Par la parole, par les mots et les récits, Laëtitia Pitz en vient à la musique. La parole sans être du chant, la parole que vient révéler la musique. Cet intervalle surtout, cet appel constant et en constante nécessité de liberté. Laëtitia Pitz est comédienne et metteure en scène. L’entretien eut lieu le 4 mai 2022 à Metz, à son domicile. J’ai préféré ne pas transcrire les questions échangées. Elles ne m’ont pas semblé nécessaires. J’ai préféré laisser sans entrave la dynamique du flux de ses paroles. 

Le portrait vidéo de Laëtitia Pitz est le troisième à avoir été tourné. Le second a avoir été monté. Il fait parti d’une série de 12 portraits vidéos. Laëtitia Pitz est comédienne et metteure en scène. Entre livres et cahiers ouverts, «depuis la voix parlée posée sur de la musique », le film nous guide vers la question de la consolation plus que de celle de la consommation. 

LAETITIA PITZ from CELINE PIERRE on Vimeo.

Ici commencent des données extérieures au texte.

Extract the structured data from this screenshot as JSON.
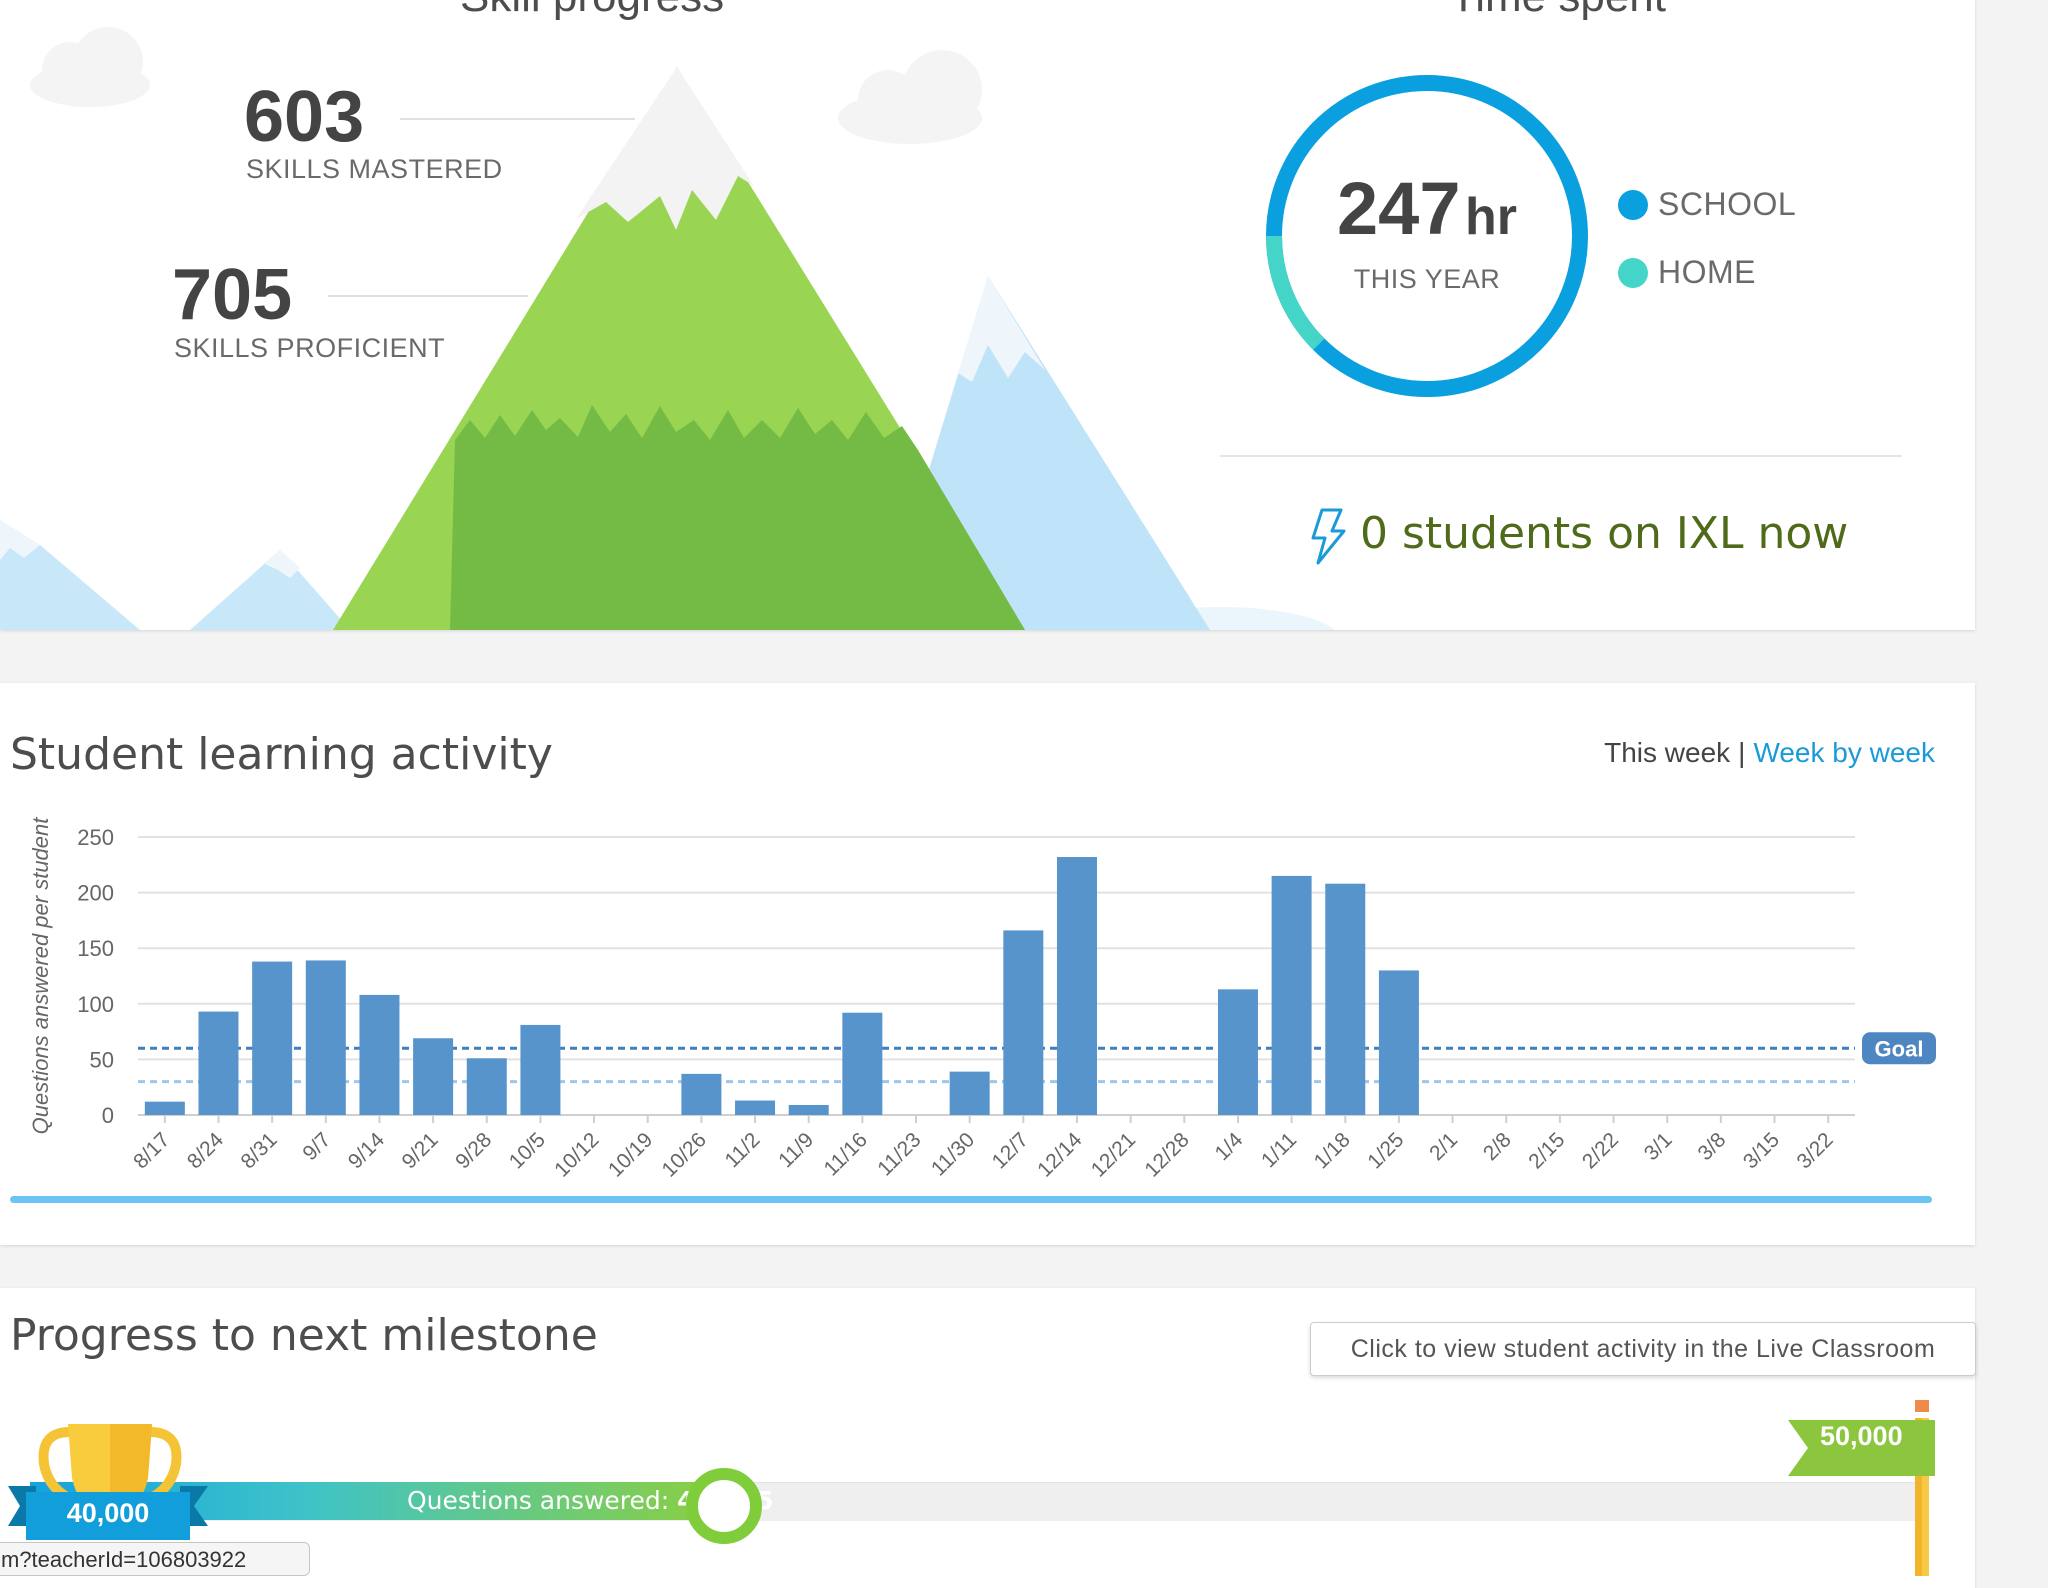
{
  "skill_progress": {
    "heading": "Skill progress",
    "mastered_value": "603",
    "mastered_label": "SKILLS MASTERED",
    "proficient_value": "705",
    "proficient_label": "SKILLS PROFICIENT"
  },
  "time_spent": {
    "heading": "Time spent",
    "hours_value": "247",
    "hours_unit": "hr",
    "period_label": "THIS YEAR",
    "legend": [
      {
        "label": "SCHOOL",
        "color": "#0aa0e0"
      },
      {
        "label": "HOME",
        "color": "#45d5c8"
      }
    ],
    "home_share": 0.125,
    "online_status": "0 students on IXL now"
  },
  "activity": {
    "heading": "Student learning activity",
    "toggle_active": "This week",
    "toggle_separator": "|",
    "toggle_link": "Week by week",
    "goal_label": "Goal"
  },
  "chart_data": {
    "type": "bar",
    "ylabel": "Questions answered per student",
    "ylim": [
      0,
      250
    ],
    "yticks": [
      0,
      50,
      100,
      150,
      200,
      250
    ],
    "categories": [
      "8/17",
      "8/24",
      "8/31",
      "9/7",
      "9/14",
      "9/21",
      "9/28",
      "10/5",
      "10/12",
      "10/19",
      "10/26",
      "11/2",
      "11/9",
      "11/16",
      "11/23",
      "11/30",
      "12/7",
      "12/14",
      "12/21",
      "12/28",
      "1/4",
      "1/11",
      "1/18",
      "1/25",
      "2/1",
      "2/8",
      "2/15",
      "2/22",
      "3/1",
      "3/8",
      "3/15",
      "3/22"
    ],
    "values": [
      12,
      93,
      138,
      139,
      108,
      69,
      51,
      81,
      0,
      0,
      37,
      13,
      9,
      92,
      0,
      39,
      166,
      232,
      0,
      0,
      113,
      215,
      208,
      130,
      0,
      0,
      0,
      0,
      0,
      0,
      0,
      0
    ],
    "goal": 60,
    "secondary_goal": 30,
    "bar_color": "#5794cc",
    "goal_color": "#3f7fc0",
    "secondary_goal_color": "#9cc6ec"
  },
  "milestone": {
    "heading": "Progress to next milestone",
    "live_classroom_button": "Click to view student activity in the Live Classroom",
    "start_label": "40,000",
    "end_label": "50,000",
    "progress_label": "Questions answered: ",
    "progress_value": "43,395",
    "start_value": 40000,
    "end_value": 50000,
    "current_value": 43395,
    "url_tooltip": "m?teacherId=106803922"
  }
}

Alors, voilà, je te lis un petit mot…

C’est Bram Van Velde, le peintre, qui se promène avec Charles Juliet qui est poète et écrivain, il a fait beaucoup d’entretiens avec des artistes. Notamment, il y a ce livre merveilleux qui s’appelle Rencontre avec Bram Van Velde. Il en a fait également un magnifique avec Samuel Beckett. Voilà, je te lis un passage : “Quand on est dans le travail, on est si loin, dans une telle concentration, qu’après, il est inévitable qu’il y ait une chute, du vide. Après avoir achevée une toile, j’ai chaque fois dû attendre que mes forces se restaurent avant de pouvoir en commencer une autre. Si on considère l’art sérieusement, ce n’est même pas sérieux, quelque part. C’est une histoire pour rire, mais qui fait pleurer, ou inversement. La peinture ne vit que par la glissade vers l’inconnu en soi. Ce n’est pas facile de voir, il faut même un certain courage. On ne l’a pas tout le temps… Ces silences, leur densité, l’effervescence qui les peuplent, le sentiment d’étrangeté qui en est, et ce qui me stimule et m’impressionne, c’est de sentir en Bram Van Velde si intense la présence de l’invisible, de cette chose qui l’habite, et où, à tout moment, il s’immerge, le regard fixe, absent ”. Et, drôle de hasard, ce texte a été écrit, partagé en mai 1972. C’est le mois où je suis née. “Ce monde mécanique nous asphyxie, la peinture c’est la vie. Quelque chose cherche à naître. Je ne sais pas ce que sais. Je ne pars jamais d’un savoir. Il n’y a pas de savoir possible. Le vrai, n’est pas un savoir ”.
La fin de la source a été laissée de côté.